De nouvelles anguilles à retracer

Pas moins de 400 anguilles d'Amérique ont été relâchées mercredi dans la rivière des Outaouais dans l'espoir de mieux connaître l'évolution et les déplacements de ces poissons dont la présence dans la région a chuté de 98 % au cours des quatre dernières décennies.
Ils étaient quelques dizaines aux abords de l'île Petrie, mercredi avant-midi, à peser, mesurer et identifier des anguilles préalablement endormies à l'aide d'un dispositif sous-cutané.
« Les anguilles sont des poissons encore plus gluants que des poissons réguliers, il faut donc les endormir parce qu'elles bougent et elles ne veulent pas se faire prendre », a expliqué sur place la directrice des opérations au Québec chez Sentinelle Outaouais, Adèle Michon.
Une fois réveillées, de 10 à 20 minutes plus tard, les anguilles bien identifiées étaient prêtes à prendre le large dans la rivière. L'objectif ultime : en retracer le plus possible et sauver l'espèce. « Mais le bassin versant de la rivière des Outaouais est immense, souligne Mme Michon. C'est la quatrième année qu'on fait ça, et jusqu'à présent, de toutes celles qu'on a marquées, on n'en a pas revu une, parce que ce sont des poissons qui vivent de 20 à 25 ans dans la rivière avant d'essayer de redescendre. C'est donc un projet qui se fait vraiment à long terme. »
Le territoire où sont susceptibles de ces retrouver ces anguilles est immense. Il s'agit en effet d'un poisson migratoire qui part de la mer des Sargasses, au sud des Bermudes, pour remonter en eau douce en empruntant le fleuve Saint-Laurent. Elles retournent ensuite vers la mer des Sargasses, où elles se reproduisent « à la fin de leur vie, une seule fois », indique Mme Michon.
Des centaines d'anguilles d'Amérique ont été relâchées dans la rivière des Outaouais, mercredi.
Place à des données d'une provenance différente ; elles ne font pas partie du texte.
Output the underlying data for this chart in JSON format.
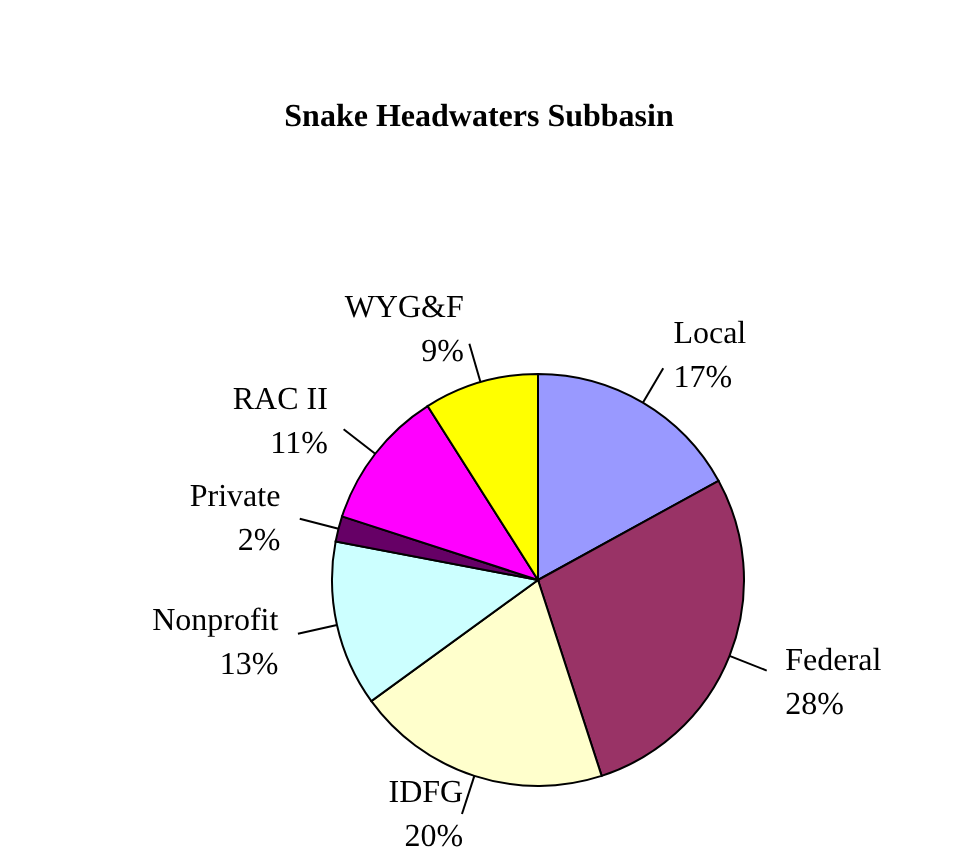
{
  "chart_data": {
    "type": "pie",
    "title": "Snake Headwaters Subbasin",
    "categories": [
      "Local",
      "Federal",
      "IDFG",
      "Nonprofit",
      "Private",
      "RAC II",
      "WYG&F"
    ],
    "values": [
      17,
      28,
      20,
      13,
      2,
      11,
      9
    ],
    "value_labels": [
      "17%",
      "28%",
      "20%",
      "13%",
      "2%",
      "11%",
      "9%"
    ],
    "colors": [
      "#9999ff",
      "#993366",
      "#ffffcc",
      "#ccffff",
      "#660066",
      "#ff00ff",
      "#ffff00"
    ],
    "legend": false
  }
}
Le nombre d'anguilles d'Amérique a cependant considérablement chuté ces dernières décennies, « principalement à cause des barrages », note l'employée de Sentinelle Outaouais. Loin de réclamer le démantèlement de barrages, l'organisme prône toutefois l'amélioration des infrastructures pour « améliorer le passage migratoire » des anguilles.
« Par exemple, pendant des rénovations, Hydro Ottawa a fait un chenal de dérivation qui permet aux anguilles d'être attirées vers le chenal plutôt que vers les turbines », explique Adèle Michon. D'autres solutions sont également analysées afin de faciliter le retour des poissons vers l'océan.
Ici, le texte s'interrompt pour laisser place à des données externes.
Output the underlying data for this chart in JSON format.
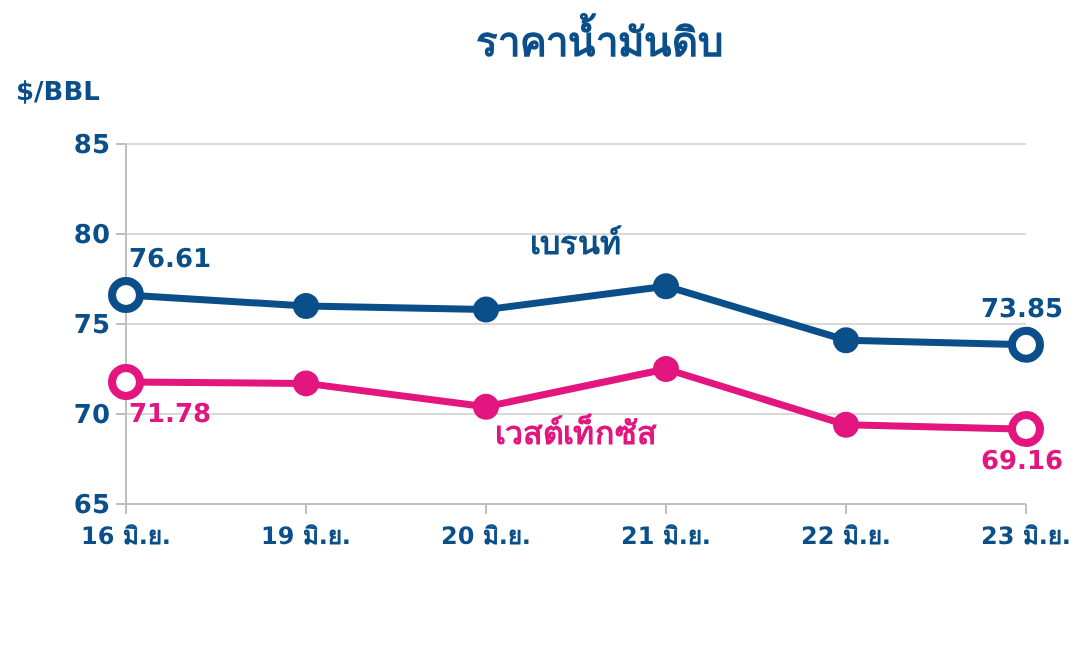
{
  "chart_data": {
    "type": "line",
    "title": "ราคาน้ำมันดิบ",
    "ylabel": "$/BBL",
    "categories": [
      "16 มิ.ย.",
      "19 มิ.ย.",
      "20 มิ.ย.",
      "21 มิ.ย.",
      "22 มิ.ย.",
      "23 มิ.ย."
    ],
    "series": [
      {
        "name": "เบรนท์",
        "color": "#0b4f8a",
        "values": [
          76.61,
          76.0,
          75.8,
          77.1,
          74.1,
          73.85
        ],
        "value_labels": [
          "76.61",
          null,
          null,
          null,
          null,
          "73.85"
        ]
      },
      {
        "name": "เวสต์เท็กซัส",
        "color": "#e3157f",
        "values": [
          71.78,
          71.7,
          70.4,
          72.5,
          69.4,
          69.16
        ],
        "value_labels": [
          "71.78",
          null,
          null,
          null,
          null,
          "69.16"
        ]
      }
    ],
    "ylim": [
      65,
      85
    ],
    "yticks": [
      65,
      70,
      75,
      80,
      85
    ],
    "grid": "y",
    "marker": "circle",
    "line_style": "solid"
  }
}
Sentinelle Outaouais note que les plus âgés se souviennent sans doute de l'époque où les anguilles affluaient en grande quantité dans nos cours d'eau, ce qui n'est plus le cas aujourd'hui.
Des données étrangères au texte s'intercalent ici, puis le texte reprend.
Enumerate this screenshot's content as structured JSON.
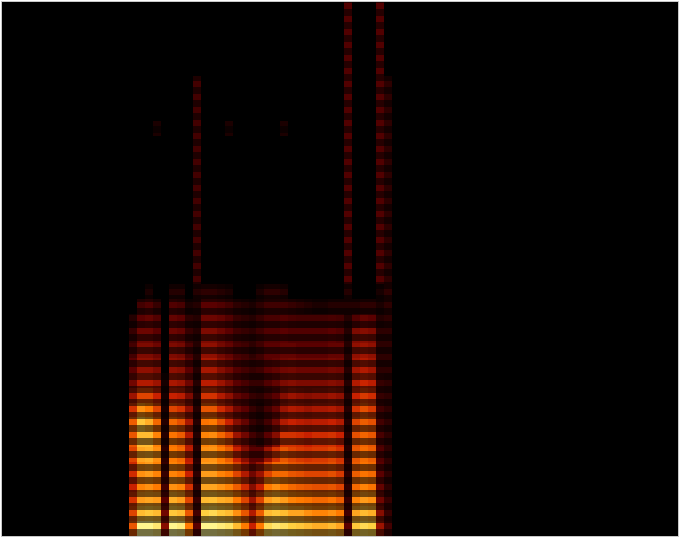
{
  "chart_data": {
    "type": "spectrogram",
    "tick_labels": false,
    "xlim": [
      0,
      85
    ],
    "ylim": [
      0,
      36
    ],
    "zlim": [
      0,
      100
    ],
    "x": [
      16,
      17,
      18,
      19,
      20,
      21,
      22,
      23,
      24,
      25,
      26,
      27,
      28,
      29,
      30,
      31,
      32,
      33,
      34,
      35,
      36,
      37,
      38,
      39,
      40,
      41,
      42,
      43,
      44,
      45,
      46,
      47,
      48
    ],
    "y": [
      0,
      1,
      2,
      3,
      4,
      5,
      6,
      7,
      8,
      9,
      10,
      11,
      12,
      13,
      14,
      15,
      16,
      17,
      18,
      19,
      20,
      21,
      22,
      23,
      24,
      25,
      26,
      27,
      28,
      29,
      30,
      31,
      32,
      33,
      34,
      35
    ],
    "z": [
      [
        60,
        98,
        98,
        95,
        30,
        98,
        96,
        70,
        20,
        98,
        98,
        96,
        94,
        85,
        70,
        45,
        70,
        92,
        95,
        93,
        90,
        88,
        85,
        82,
        82,
        85,
        80,
        20,
        88,
        92,
        90,
        35,
        15
      ],
      [
        55,
        85,
        88,
        85,
        25,
        88,
        85,
        60,
        15,
        90,
        92,
        88,
        85,
        75,
        60,
        40,
        62,
        85,
        88,
        85,
        80,
        80,
        75,
        72,
        72,
        75,
        70,
        15,
        80,
        85,
        82,
        30,
        12
      ],
      [
        50,
        78,
        80,
        78,
        20,
        82,
        78,
        55,
        12,
        85,
        86,
        82,
        80,
        70,
        55,
        35,
        55,
        78,
        82,
        78,
        72,
        70,
        68,
        65,
        65,
        68,
        62,
        12,
        72,
        78,
        75,
        25,
        12
      ],
      [
        45,
        72,
        75,
        70,
        15,
        75,
        72,
        50,
        10,
        80,
        80,
        76,
        72,
        62,
        48,
        30,
        45,
        70,
        75,
        70,
        65,
        62,
        60,
        58,
        58,
        60,
        55,
        10,
        65,
        72,
        68,
        22,
        10
      ],
      [
        48,
        75,
        78,
        72,
        12,
        72,
        68,
        45,
        10,
        78,
        78,
        72,
        68,
        55,
        40,
        25,
        35,
        55,
        65,
        65,
        60,
        58,
        55,
        55,
        55,
        58,
        52,
        10,
        62,
        68,
        65,
        20,
        10
      ],
      [
        55,
        80,
        82,
        75,
        10,
        70,
        65,
        42,
        8,
        75,
        76,
        70,
        62,
        45,
        30,
        20,
        20,
        35,
        50,
        60,
        55,
        52,
        50,
        52,
        52,
        55,
        50,
        8,
        60,
        66,
        62,
        18,
        10
      ],
      [
        60,
        85,
        85,
        72,
        8,
        68,
        62,
        40,
        8,
        72,
        74,
        65,
        55,
        35,
        25,
        15,
        10,
        20,
        30,
        50,
        50,
        48,
        45,
        48,
        48,
        50,
        45,
        8,
        58,
        64,
        60,
        16,
        10
      ],
      [
        62,
        88,
        82,
        65,
        8,
        65,
        58,
        38,
        8,
        68,
        70,
        58,
        45,
        30,
        22,
        12,
        8,
        15,
        25,
        40,
        45,
        42,
        40,
        42,
        42,
        45,
        40,
        8,
        55,
        62,
        58,
        15,
        10
      ],
      [
        50,
        75,
        70,
        55,
        6,
        55,
        50,
        32,
        8,
        60,
        60,
        48,
        38,
        25,
        20,
        12,
        8,
        15,
        22,
        35,
        40,
        38,
        35,
        38,
        38,
        40,
        36,
        8,
        50,
        58,
        52,
        14,
        10
      ],
      [
        35,
        55,
        55,
        45,
        5,
        45,
        42,
        28,
        8,
        50,
        50,
        40,
        32,
        22,
        18,
        12,
        10,
        15,
        20,
        30,
        35,
        32,
        30,
        32,
        32,
        35,
        32,
        8,
        45,
        52,
        48,
        12,
        10
      ],
      [
        25,
        40,
        40,
        35,
        5,
        38,
        35,
        24,
        8,
        42,
        42,
        35,
        28,
        20,
        16,
        12,
        12,
        18,
        22,
        28,
        30,
        28,
        28,
        28,
        28,
        30,
        28,
        8,
        40,
        46,
        42,
        12,
        10
      ],
      [
        20,
        32,
        32,
        28,
        0,
        32,
        30,
        20,
        8,
        38,
        38,
        30,
        25,
        18,
        15,
        12,
        14,
        20,
        22,
        25,
        26,
        24,
        24,
        24,
        24,
        26,
        25,
        8,
        36,
        40,
        36,
        10,
        10
      ],
      [
        15,
        28,
        28,
        24,
        0,
        28,
        26,
        16,
        8,
        32,
        32,
        26,
        22,
        16,
        14,
        10,
        14,
        20,
        20,
        22,
        22,
        20,
        20,
        20,
        20,
        22,
        22,
        8,
        32,
        35,
        32,
        10,
        10
      ],
      [
        12,
        24,
        24,
        20,
        0,
        24,
        22,
        12,
        8,
        28,
        28,
        24,
        20,
        14,
        12,
        10,
        14,
        18,
        18,
        20,
        18,
        18,
        18,
        18,
        18,
        20,
        18,
        8,
        28,
        30,
        28,
        10,
        10
      ],
      [
        8,
        20,
        22,
        18,
        0,
        22,
        20,
        10,
        8,
        24,
        24,
        22,
        18,
        12,
        10,
        8,
        12,
        16,
        16,
        18,
        16,
        15,
        15,
        15,
        15,
        16,
        15,
        8,
        18,
        22,
        20,
        8,
        10
      ],
      [
        0,
        15,
        18,
        12,
        0,
        18,
        16,
        6,
        8,
        20,
        20,
        18,
        15,
        10,
        8,
        6,
        10,
        14,
        14,
        14,
        12,
        10,
        8,
        6,
        6,
        8,
        8,
        8,
        8,
        10,
        10,
        6,
        10
      ],
      [
        0,
        0,
        6,
        0,
        0,
        8,
        8,
        0,
        8,
        10,
        10,
        8,
        6,
        0,
        0,
        0,
        6,
        10,
        10,
        8,
        0,
        0,
        0,
        0,
        0,
        0,
        0,
        8,
        0,
        0,
        0,
        5,
        10
      ],
      [
        0,
        0,
        0,
        0,
        0,
        0,
        0,
        0,
        15,
        0,
        0,
        0,
        0,
        0,
        0,
        0,
        0,
        0,
        0,
        0,
        0,
        0,
        0,
        0,
        0,
        0,
        0,
        18,
        0,
        0,
        0,
        18,
        10
      ],
      [
        0,
        0,
        0,
        0,
        0,
        0,
        0,
        0,
        15,
        0,
        0,
        0,
        0,
        0,
        0,
        0,
        0,
        0,
        0,
        0,
        0,
        0,
        0,
        0,
        0,
        0,
        0,
        18,
        0,
        0,
        0,
        18,
        10
      ],
      [
        0,
        0,
        0,
        0,
        0,
        0,
        0,
        0,
        15,
        0,
        0,
        0,
        0,
        0,
        0,
        0,
        0,
        0,
        0,
        0,
        0,
        0,
        0,
        0,
        0,
        0,
        0,
        18,
        0,
        0,
        0,
        18,
        10
      ],
      [
        0,
        0,
        0,
        0,
        0,
        0,
        0,
        0,
        15,
        0,
        0,
        0,
        0,
        0,
        0,
        0,
        0,
        0,
        0,
        0,
        0,
        0,
        0,
        0,
        0,
        0,
        0,
        18,
        0,
        0,
        0,
        18,
        10
      ],
      [
        0,
        0,
        0,
        0,
        0,
        0,
        0,
        0,
        15,
        0,
        0,
        0,
        0,
        0,
        0,
        0,
        0,
        0,
        0,
        0,
        0,
        0,
        0,
        0,
        0,
        0,
        0,
        18,
        0,
        0,
        0,
        18,
        10
      ],
      [
        0,
        0,
        0,
        0,
        0,
        0,
        0,
        0,
        15,
        0,
        0,
        0,
        0,
        0,
        0,
        0,
        0,
        0,
        0,
        0,
        0,
        0,
        0,
        0,
        0,
        0,
        0,
        18,
        0,
        0,
        0,
        18,
        10
      ],
      [
        0,
        0,
        0,
        0,
        0,
        0,
        0,
        0,
        15,
        0,
        0,
        0,
        0,
        0,
        0,
        0,
        0,
        0,
        0,
        0,
        0,
        0,
        0,
        0,
        0,
        0,
        0,
        18,
        0,
        0,
        0,
        18,
        10
      ],
      [
        0,
        0,
        0,
        0,
        0,
        0,
        0,
        0,
        15,
        0,
        0,
        0,
        0,
        0,
        0,
        0,
        0,
        0,
        0,
        0,
        0,
        0,
        0,
        0,
        0,
        0,
        0,
        18,
        0,
        0,
        0,
        18,
        10
      ],
      [
        0,
        0,
        0,
        0,
        0,
        0,
        0,
        0,
        15,
        0,
        0,
        0,
        0,
        0,
        0,
        0,
        0,
        0,
        0,
        0,
        0,
        0,
        0,
        0,
        0,
        0,
        0,
        18,
        0,
        0,
        0,
        18,
        10
      ],
      [
        0,
        0,
        0,
        0,
        0,
        0,
        0,
        0,
        15,
        0,
        0,
        0,
        0,
        0,
        0,
        0,
        0,
        0,
        0,
        0,
        0,
        0,
        0,
        0,
        0,
        0,
        0,
        18,
        0,
        0,
        0,
        18,
        10
      ],
      [
        0,
        0,
        0,
        6,
        0,
        0,
        0,
        0,
        15,
        0,
        0,
        0,
        6,
        0,
        0,
        0,
        0,
        0,
        0,
        6,
        0,
        0,
        0,
        0,
        0,
        0,
        0,
        18,
        0,
        0,
        0,
        18,
        10
      ],
      [
        0,
        0,
        0,
        0,
        0,
        0,
        0,
        0,
        15,
        0,
        0,
        0,
        0,
        0,
        0,
        0,
        0,
        0,
        0,
        0,
        0,
        0,
        0,
        0,
        0,
        0,
        0,
        18,
        0,
        0,
        0,
        18,
        10
      ],
      [
        0,
        0,
        0,
        0,
        0,
        0,
        0,
        0,
        15,
        0,
        0,
        0,
        0,
        0,
        0,
        0,
        0,
        0,
        0,
        0,
        0,
        0,
        0,
        0,
        0,
        0,
        0,
        18,
        0,
        0,
        0,
        18,
        10
      ],
      [
        0,
        0,
        0,
        0,
        0,
        0,
        0,
        0,
        15,
        0,
        0,
        0,
        0,
        0,
        0,
        0,
        0,
        0,
        0,
        0,
        0,
        0,
        0,
        0,
        0,
        0,
        0,
        18,
        0,
        0,
        0,
        18,
        10
      ],
      [
        0,
        0,
        0,
        0,
        0,
        0,
        0,
        0,
        0,
        0,
        0,
        0,
        0,
        0,
        0,
        0,
        0,
        0,
        0,
        0,
        0,
        0,
        0,
        0,
        0,
        0,
        0,
        18,
        0,
        0,
        0,
        18,
        0
      ],
      [
        0,
        0,
        0,
        0,
        0,
        0,
        0,
        0,
        0,
        0,
        0,
        0,
        0,
        0,
        0,
        0,
        0,
        0,
        0,
        0,
        0,
        0,
        0,
        0,
        0,
        0,
        0,
        18,
        0,
        0,
        0,
        18,
        0
      ],
      [
        0,
        0,
        0,
        0,
        0,
        0,
        0,
        0,
        0,
        0,
        0,
        0,
        0,
        0,
        0,
        0,
        0,
        0,
        0,
        0,
        0,
        0,
        0,
        0,
        0,
        0,
        0,
        18,
        0,
        0,
        0,
        18,
        0
      ],
      [
        0,
        0,
        0,
        0,
        0,
        0,
        0,
        0,
        0,
        0,
        0,
        0,
        0,
        0,
        0,
        0,
        0,
        0,
        0,
        0,
        0,
        0,
        0,
        0,
        0,
        0,
        0,
        18,
        0,
        0,
        0,
        18,
        0
      ],
      [
        0,
        0,
        0,
        0,
        0,
        0,
        0,
        0,
        0,
        0,
        0,
        0,
        0,
        0,
        0,
        0,
        0,
        0,
        0,
        0,
        0,
        0,
        0,
        0,
        0,
        0,
        0,
        18,
        0,
        0,
        0,
        18,
        0
      ]
    ]
  }
}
« C'est pourtant une espèce importante, parce c'est la seule espère migratoire comme ça qu'on a ici, souligne Adèle Michon. C'est très important en termes de biodiversité. »
Sentinelle Outaouais demande d'ailleurs à quiconque apercevant une anguille - morte ou vivante - de l'avertir en composant le 1-888-953-3737 ou par courriel à l'adresse info@sentinelleoutaouais.ca.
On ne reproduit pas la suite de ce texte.